How Saudi Arabia spends its money will have repercussions around the world, as Saudi Arabia's investments stretch from London airports to golf and private equity, making it an important source of capital for Wall Street and governments alike. I'll call you. To fill the domestic cash gap, Saudi Arabia will turn to making money the way it does best: oil.
Read more: Saudi banks embark on record bond binge on mega-projects
This recognition begins an approach that consolidates spending authority in the hands of the PIF. Saudi Arabia recently granted the fund an additional $164 billion in Saudi Aramco stock, equating to at least $20 billion in dividend payments this year.
Mohamed Abu Basha, head of research at Cairo-based investment bank EFG Hermes, said the move is essentially “raising public funds on one side at the expense of the other.” said.
He said this shows how Saudi Arabia continues to rely on high oil prices to sustain its diversification plans.
Jean-Michel Saliba, Middle East and North Africa economist at Bank of America, said Saudi Arabia is likely to insist on long-term production curbs by OPEC+, the oil cartel it leads with Russia, and that this will lead to lower prices. He said that it is connected to the underpinnings of the
But even as production cuts limit supply, prices remain below the maximum price needed to finance his grand ambitions. According to Bloomberg Economics, when the PIF accounts for domestic spending, Saudi Arabia needs at least $108 a barrel of oil to balance its budget. Brent crude oil has soared in recent weeks but remains below $90.
be careful of gaps
PIF is already feeling the pinch. The company manages about $900 billion in assets, but had only $15 billion in cash as of September.
Read more: Saudi wealth fund eyes bond sale, IPO to finance spending ambitions
The fund used to allocate about 30% of its capital to overseas investments, but now aims to allocate 20% to 25%, but Yasir Al Rumayan, the fund's president, said there is no absolute guarantee.

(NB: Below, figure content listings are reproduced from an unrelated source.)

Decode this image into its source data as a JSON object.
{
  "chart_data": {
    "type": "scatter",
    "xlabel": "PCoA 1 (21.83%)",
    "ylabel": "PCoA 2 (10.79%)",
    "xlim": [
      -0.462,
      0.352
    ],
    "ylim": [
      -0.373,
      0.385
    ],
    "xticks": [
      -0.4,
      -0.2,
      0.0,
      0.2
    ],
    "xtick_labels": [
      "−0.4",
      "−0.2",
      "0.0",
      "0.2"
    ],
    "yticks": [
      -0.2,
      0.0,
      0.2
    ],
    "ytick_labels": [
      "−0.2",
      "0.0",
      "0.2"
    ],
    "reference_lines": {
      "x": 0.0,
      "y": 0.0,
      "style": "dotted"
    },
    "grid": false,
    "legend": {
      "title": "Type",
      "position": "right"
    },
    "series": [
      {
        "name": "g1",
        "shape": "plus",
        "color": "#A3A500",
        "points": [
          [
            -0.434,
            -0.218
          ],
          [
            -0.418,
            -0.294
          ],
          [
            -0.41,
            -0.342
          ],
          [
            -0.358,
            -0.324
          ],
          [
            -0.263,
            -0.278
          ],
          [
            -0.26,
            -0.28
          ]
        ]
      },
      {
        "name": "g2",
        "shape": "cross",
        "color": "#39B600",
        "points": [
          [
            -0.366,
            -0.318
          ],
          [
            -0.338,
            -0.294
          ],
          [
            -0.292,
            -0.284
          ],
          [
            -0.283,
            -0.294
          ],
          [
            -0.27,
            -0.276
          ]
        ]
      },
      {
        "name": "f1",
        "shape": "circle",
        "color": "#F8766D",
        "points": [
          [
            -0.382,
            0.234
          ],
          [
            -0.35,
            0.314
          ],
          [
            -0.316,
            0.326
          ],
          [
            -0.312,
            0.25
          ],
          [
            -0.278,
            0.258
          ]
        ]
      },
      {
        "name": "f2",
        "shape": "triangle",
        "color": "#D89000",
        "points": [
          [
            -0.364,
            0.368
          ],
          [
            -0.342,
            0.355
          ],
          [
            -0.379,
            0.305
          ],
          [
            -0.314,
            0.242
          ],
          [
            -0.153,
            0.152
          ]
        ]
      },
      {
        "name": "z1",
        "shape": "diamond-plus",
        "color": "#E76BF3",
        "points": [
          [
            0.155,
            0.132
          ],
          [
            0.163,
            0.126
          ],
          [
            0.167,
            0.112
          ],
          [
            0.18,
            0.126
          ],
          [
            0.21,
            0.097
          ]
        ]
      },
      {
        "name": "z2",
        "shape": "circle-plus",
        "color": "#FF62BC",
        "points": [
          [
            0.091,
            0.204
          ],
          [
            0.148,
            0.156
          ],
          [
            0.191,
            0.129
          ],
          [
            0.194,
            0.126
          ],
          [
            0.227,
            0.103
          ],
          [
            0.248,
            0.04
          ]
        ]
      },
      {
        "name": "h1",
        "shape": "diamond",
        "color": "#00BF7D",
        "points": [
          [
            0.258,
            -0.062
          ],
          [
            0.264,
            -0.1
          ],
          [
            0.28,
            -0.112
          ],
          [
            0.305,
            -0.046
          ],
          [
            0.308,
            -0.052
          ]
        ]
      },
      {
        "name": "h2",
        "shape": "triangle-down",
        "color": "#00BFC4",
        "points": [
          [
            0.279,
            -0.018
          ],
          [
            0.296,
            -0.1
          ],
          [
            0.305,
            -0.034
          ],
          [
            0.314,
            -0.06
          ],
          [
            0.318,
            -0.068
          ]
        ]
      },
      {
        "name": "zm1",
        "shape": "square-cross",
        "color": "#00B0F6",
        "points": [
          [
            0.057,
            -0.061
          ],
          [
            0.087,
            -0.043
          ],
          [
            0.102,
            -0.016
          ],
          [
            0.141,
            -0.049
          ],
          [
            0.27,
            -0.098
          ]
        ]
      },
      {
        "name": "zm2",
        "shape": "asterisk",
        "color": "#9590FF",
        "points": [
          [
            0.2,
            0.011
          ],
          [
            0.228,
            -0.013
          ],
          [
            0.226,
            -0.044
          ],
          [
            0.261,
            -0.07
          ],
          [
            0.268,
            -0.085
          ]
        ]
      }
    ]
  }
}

The number is still expected to increase over time.
“Our deployment will continue internationally, but our focus at the moment is on projects in Saudi Arabia,” he said in February.
Finance Minister Mohammed al-Jadaan also acknowledged the lack of funds and suggested the possibility of issuing additional bonds. He is also part of a committee chaired by MBS that will examine the huge financial needs of Vision 2030 and consider any conflicts with the kingdom's expected revenue sources.
“There was a gap,” he said on Tomanja's Socrates podcast. “We called it a gap study.”
Delaying or eliminating some projects would close the gap, he said, without elaborating.
Read more: Saudi Arabia says for the first time that some 2030 projects will be delayed
This marks a crossroads for some of Saudi Arabia's most ambitious projects. Priority could start to be given to people in Riyadh, where Expo 2030 is scheduled to be held. And people like Lucid will see the kingdom putting in more money, not less. Saudi Arabia sees this as part of a broader plan to build an automotive supply chain, with PIF also partnering with suppliers such as Hyundai Motors and Italian tire maker Pirelli & C. SpA.
But other parts of the Vision 2030 dream will disappear or be scaled back, according to people familiar with the matter.
“Some of it was a strategy that we told ourselves, really, we don't need to spend money on this,” Jadaan said.
–With assistance from Abeer Abu Omar, Fiona MacDonald, Dinesh Nair, and Matthew Martin.